I am stunned by the lack of correlation between your first statement, and your apparently being completely unaware of the liver’s role in breakdown of various drugs. It does not take long-term alcohol use and demonstrable damage for alcohol-drug interactions to occur. One could be a light to moderate drinker, have no alterations in liver function tests and still have severe effects from interactions between psychoactive medications and alcohol. I refer you to the link I previously supplied on alcohol-drug interactions for explanations as to why these interactions occur.
It is also amazing that you appear to be questioning alcohol’s documented role as a factor in clinical depression. Have you studied this at all?

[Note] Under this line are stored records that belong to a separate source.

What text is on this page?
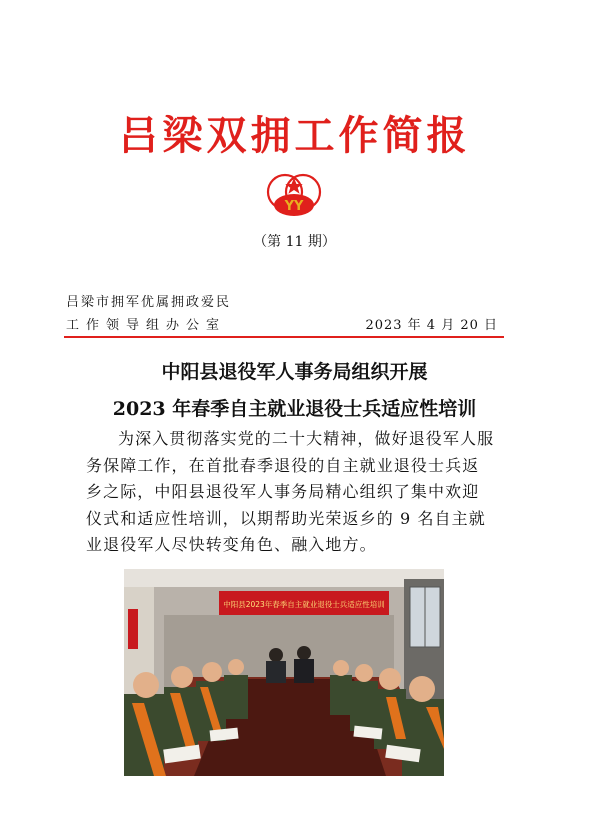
吕梁双拥工作简报
YY
（第 11 期）
吕梁市拥军优属拥政爱民
工作领导组办公室	2023 年 4 月 20 日
中阳县退役军人事务局组织开展
2023 年春季自主就业退役士兵适应性培训
为深入贯彻落实党的二十大精神，做好退役军人服
务保障工作，在首批春季退役的自主就业退役士兵返
乡之际，中阳县退役军人事务局精心组织了集中欢迎
仪式和适应性培训，以期帮助光荣返乡的 9 名自主就
业退役军人尽快转变角色、融入地方。
中阳县2023年春季自主就业退役士兵适应性培训
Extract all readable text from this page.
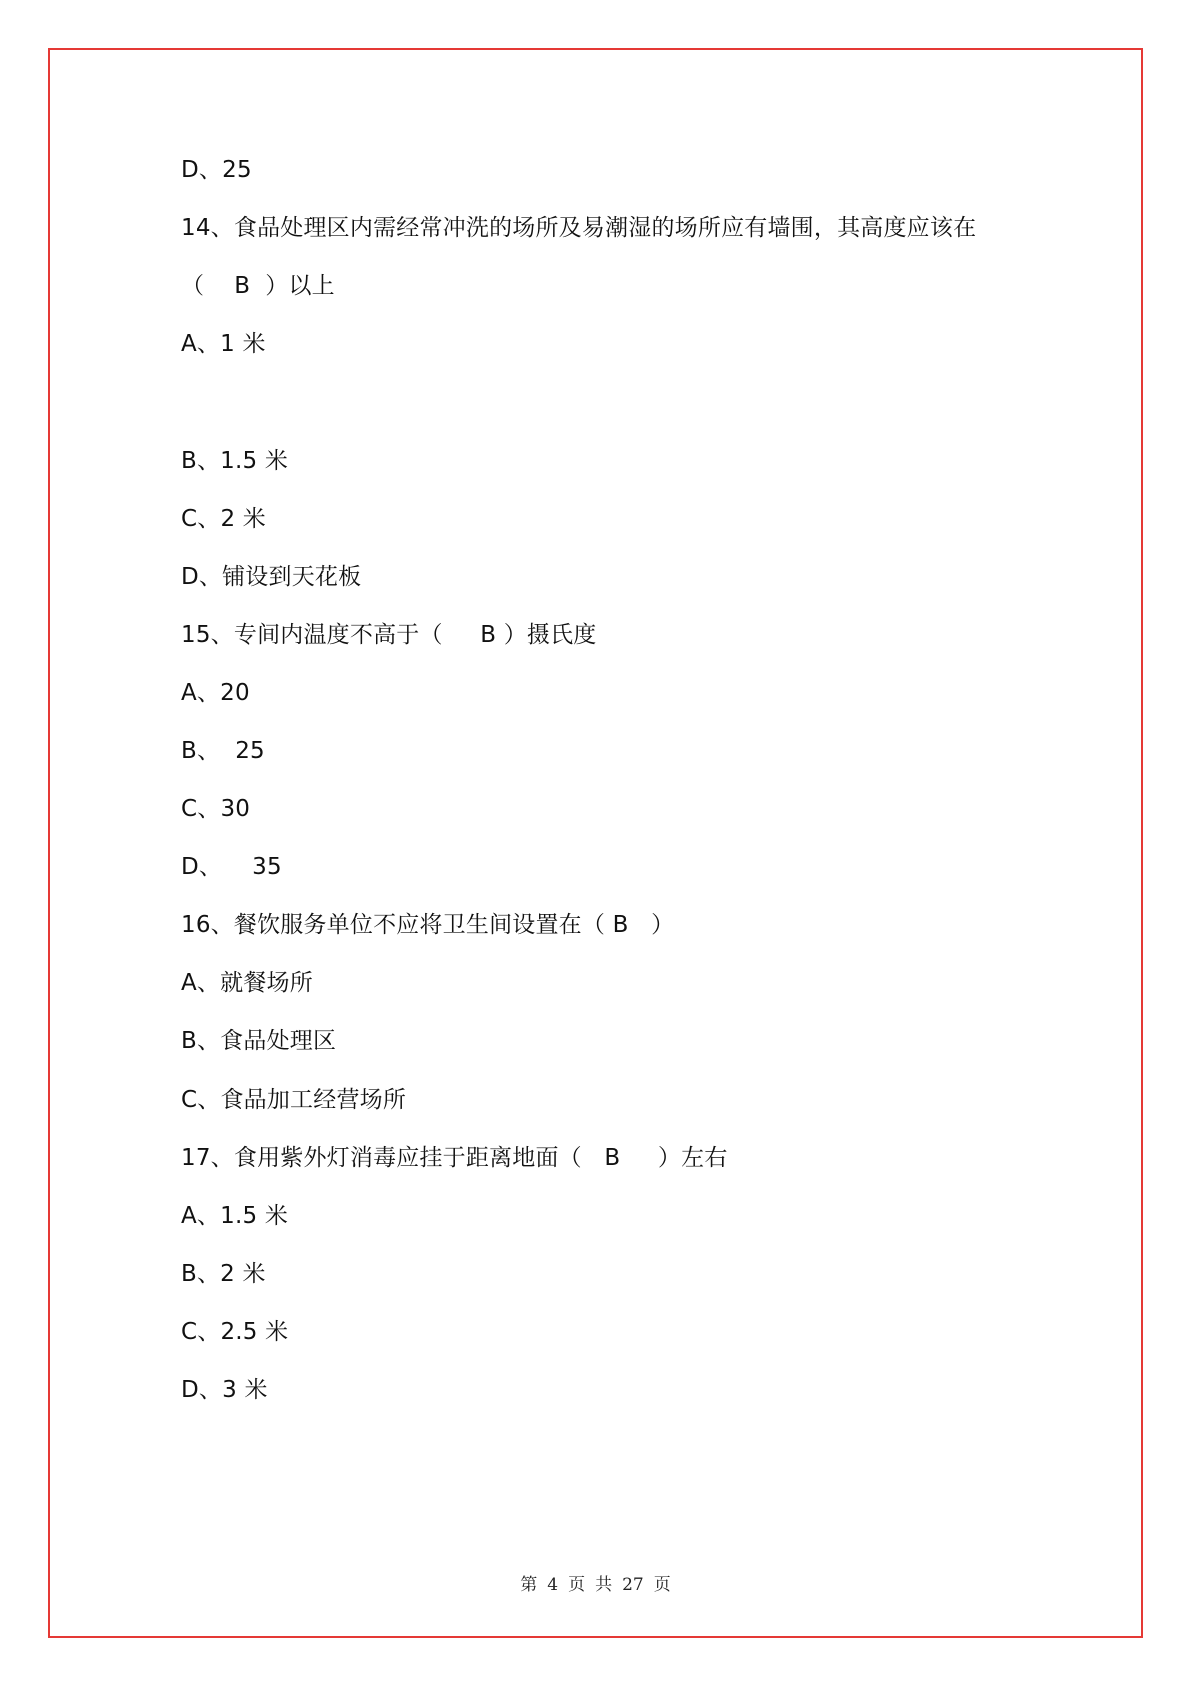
D、25
14、食品处理区内需经常冲洗的场所及易潮湿的场所应有墙围，其高度应该在
（    B  ）以上
A、1 米
B、1.5 米
C、2 米
D、铺设到天花板
15、专间内温度不高于（     B ）摄氏度
A、20
B、  25
C、30
D、    35
16、餐饮服务单位不应将卫生间设置在（ B   ）
A、就餐场所
B、食品处理区
C、食品加工经营场所
17、食用紫外灯消毒应挂于距离地面（   B     ）左右
A、1.5 米
B、2 米
C、2.5 米
D、3 米
第 4 页 共 27 页
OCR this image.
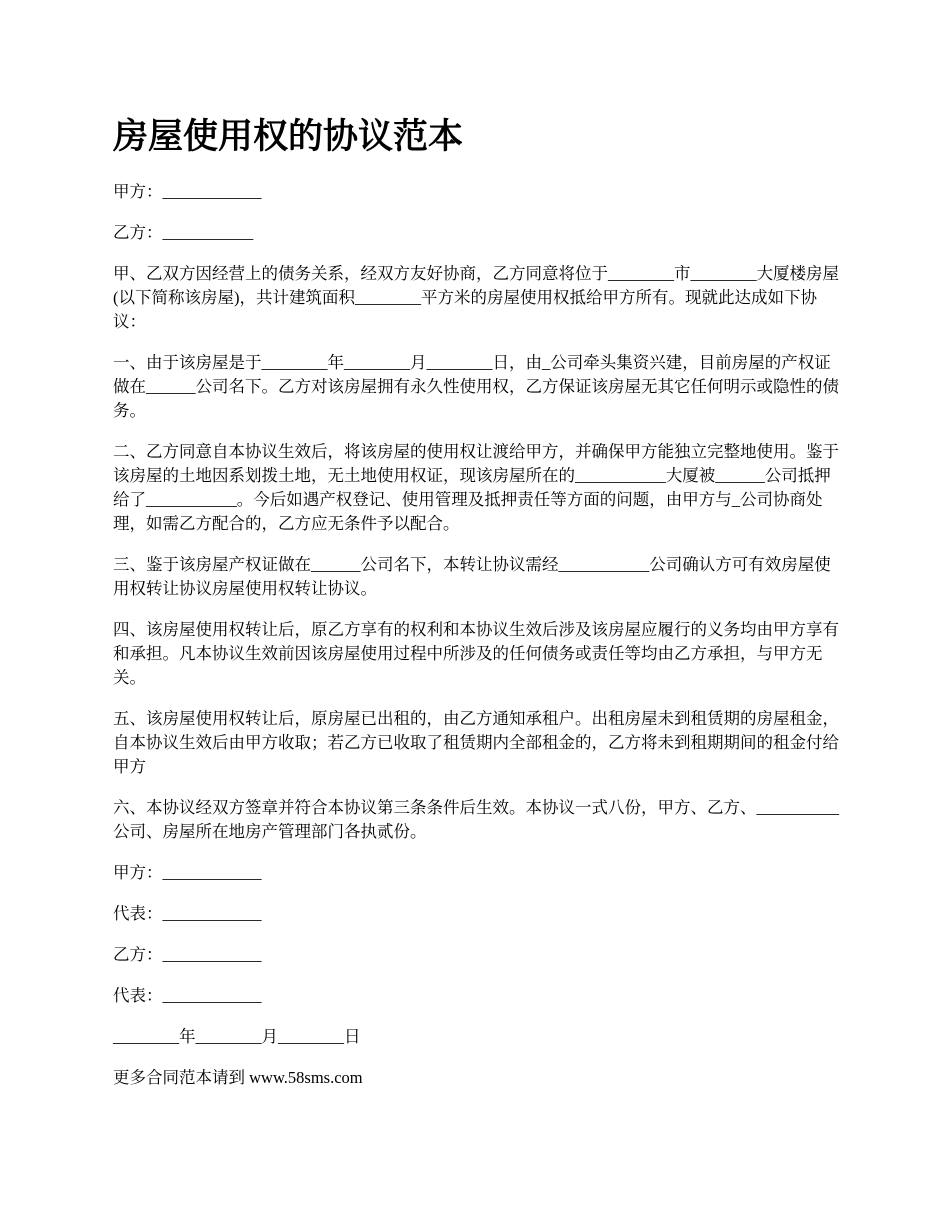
房屋使用权的协议范本

甲方：____________

乙方：___________

甲、乙双方因经营上的债务关系，经双方友好协商，乙方同意将位于________市________大厦楼房屋(以下简称该房屋)，共计建筑面积________平方米的房屋使用权抵给甲方所有。现就此达成如下协议：

一、由于该房屋是于________年________月________日，由_公司牵头集资兴建，目前房屋的产权证做在______公司名下。乙方对该房屋拥有永久性使用权，乙方保证该房屋无其它任何明示或隐性的债务。

二、乙方同意自本协议生效后，将该房屋的使用权让渡给甲方，并确保甲方能独立完整地使用。鉴于该房屋的土地因系划拨土地，无土地使用权证，现该房屋所在的___________大厦被______公司抵押给了___________。今后如遇产权登记、使用管理及抵押责任等方面的问题，由甲方与_公司协商处理，如需乙方配合的，乙方应无条件予以配合。

三、鉴于该房屋产权证做在______公司名下，本转让协议需经___________公司确认方可有效房屋使用权转让协议房屋使用权转让协议。

四、该房屋使用权转让后，原乙方享有的权利和本协议生效后涉及该房屋应履行的义务均由甲方享有和承担。凡本协议生效前因该房屋使用过程中所涉及的任何债务或责任等均由乙方承担，与甲方无关。

五、该房屋使用权转让后，原房屋已出租的，由乙方通知承租户。出租房屋未到租赁期的房屋租金，自本协议生效后由甲方收取；若乙方已收取了租赁期内全部租金的，乙方将未到租期期间的租金付给甲方

六、本协议经双方签章并符合本协议第三条条件后生效。本协议一式八份，甲方、乙方、__________公司、房屋所在地房产管理部门各执贰份。

甲方：____________

代表：____________

乙方：____________

代表：____________

________年________月________日

更多合同范本请到 www.58sms.com
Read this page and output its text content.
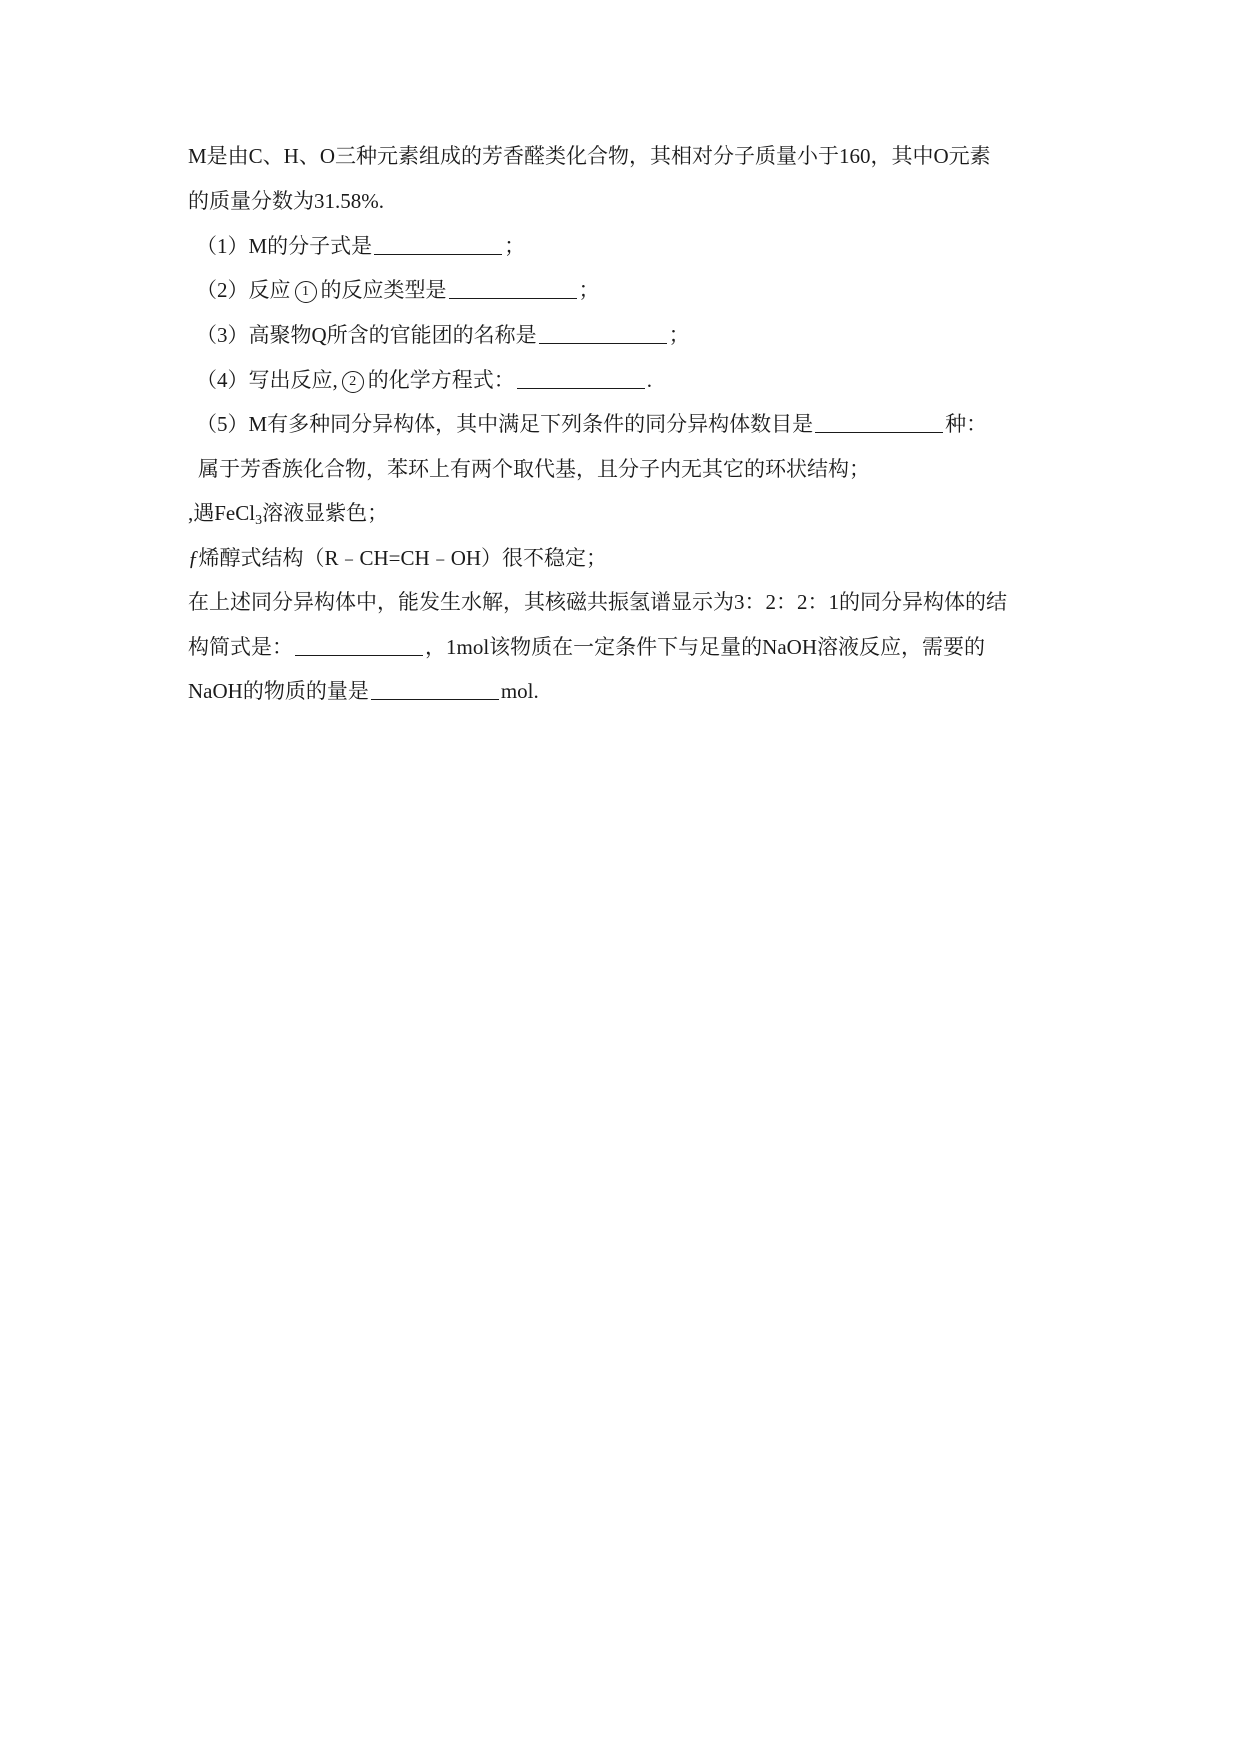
M是由C、H、O三种元素组成的芳香醛类化合物，其相对分子质量小于160，其中O元素
的质量分数为31.58%.
（1）M的分子式是	；
（2）反应 1 的反应类型是	；
（3）高聚物Q所含的官能团的名称是	；
（4）写出反应, 2 的化学方程式：	.
（5）M有多种同分异构体，其中满足下列条件的同分异构体数目是	种：
属于芳香族化合物，苯环上有两个取代基，且分子内无其它的环状结构；
,遇FeCl$_3$溶液显紫色；
ƒ烯醇式结构（R﹣CH=CH﹣OH）很不稳定；
在上述同分异构体中，能发生水解，其核磁共振氢谱显示为3：2：2：1的同分异构体的结
构简式是：	，1mol该物质在一定条件下与足量的NaOH溶液反应，需要的
NaOH的物质的量是	mol.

Whatever your experience is, it does not substitute for objective evidence that mental health practitioners are preventing drug and alcohol abusers from receiving mental health care on a wholesale basis. When it is extremely difficult or impossible to separate signs and symptoms of mental disease from the effects of drugs and withdrawal from same, it only makes sense to be insistent that the patient seek help in treating his/her alcohol or drug addiction, rather than pretending that the addiction is no different than taking a prescription drug for asthma or inflammatory bowel disease.

Rather than accepting your opinion on faith, it would be good to have citations backing these blanket allegations of unprofessional behavior.